Track Storms, Animal Migrations with Google Earth

For some, this may just be the another cool contribution to the Collective thanks to Google and the Google Earth application. (Post on storm tracking. Post on animal migrations.)

Even though I knew it was in development, read many articles on the possible uses of Google Earth, and regularly watch Google TechTalk on their YouTube channel; I experienced something I have difficulty verbalizing. I'll give it shot here by building my perception and thought process here. It is my wish that there are a few of us in agreement. Let me know.
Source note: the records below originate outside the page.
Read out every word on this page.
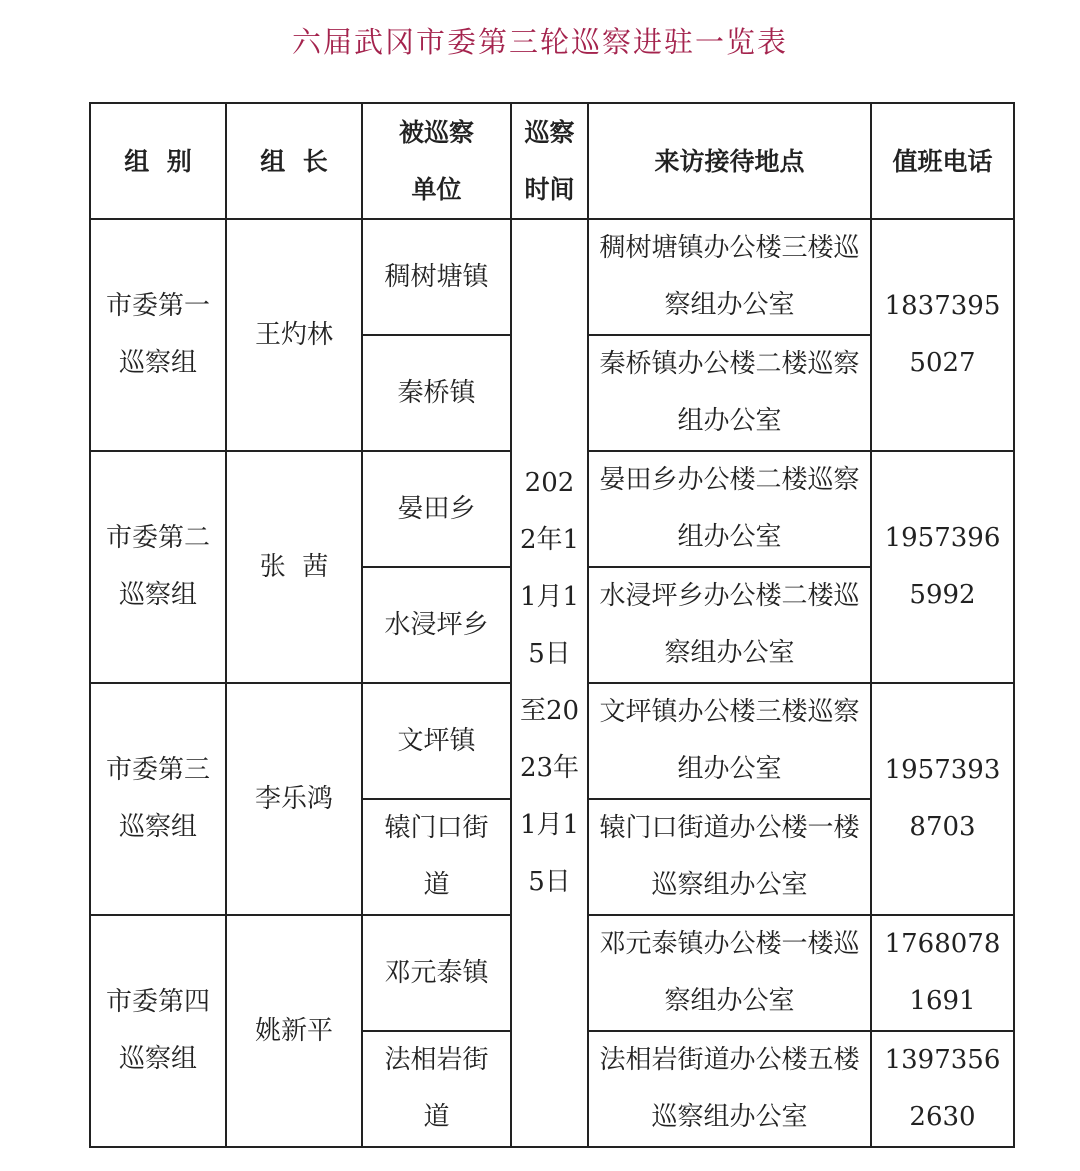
六届武冈市委第三轮巡察进驻一览表
组  别	组  长	被巡察单位	巡察时间	来访接待地点	值班电话
市委第一巡察组	王灼林	稠树塘镇	2022年11月15日至2023年1月15日	稠树塘镇办公楼三楼巡察组办公室	18373955027
		秦桥镇		秦桥镇办公楼二楼巡察组办公室	
市委第二巡察组	张  茜	晏田乡		晏田乡办公楼二楼巡察组办公室	19573965992
		水浸坪乡		水浸坪乡办公楼二楼巡察组办公室	
市委第三巡察组	李乐鸿	文坪镇		文坪镇办公楼三楼巡察组办公室	19573938703
		辕门口街道		辕门口街道办公楼一楼巡察组办公室	
市委第四巡察组	姚新平	邓元泰镇		邓元泰镇办公楼一楼巡察组办公室	17680781691
		法相岩街道		法相岩街道办公楼五楼巡察组办公室	13973562630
  • This is free. I mean to anyone, anywhere in the world with internet access.
  • It is something that scientists only dreamed of or could not even dream of having- even in my lifetime.
  • It's for everyone. Not just scientists, weather experts, storm chasers, biologists, climate change enthusiasts, students, teachers, politicians, socialites, corporations, reporters, developers, entrepreneurs, philanthropists, authors, gurus, consultants, parents, children, land exploiters, land protectors, democrats, republicans, musicians, artists, ANY-ONE.
  • It's not another social tool to let everyone know what you are doing, it totally has nothing to do with "look at me" tools.
  • Most people will not even give it a look.
  • Most won't even consider the additional layers that can and will be added. The potential uses are inumerable, both commercially and for the global good (Collective).

Nothing else in recent years has caught my attention with a strange brew of awe, geeky giddiness, ominous and overwhelming God-like power of viewing the earth down to animal movements and simultaneous big picture-local view of close to real-time movement of the weather elements.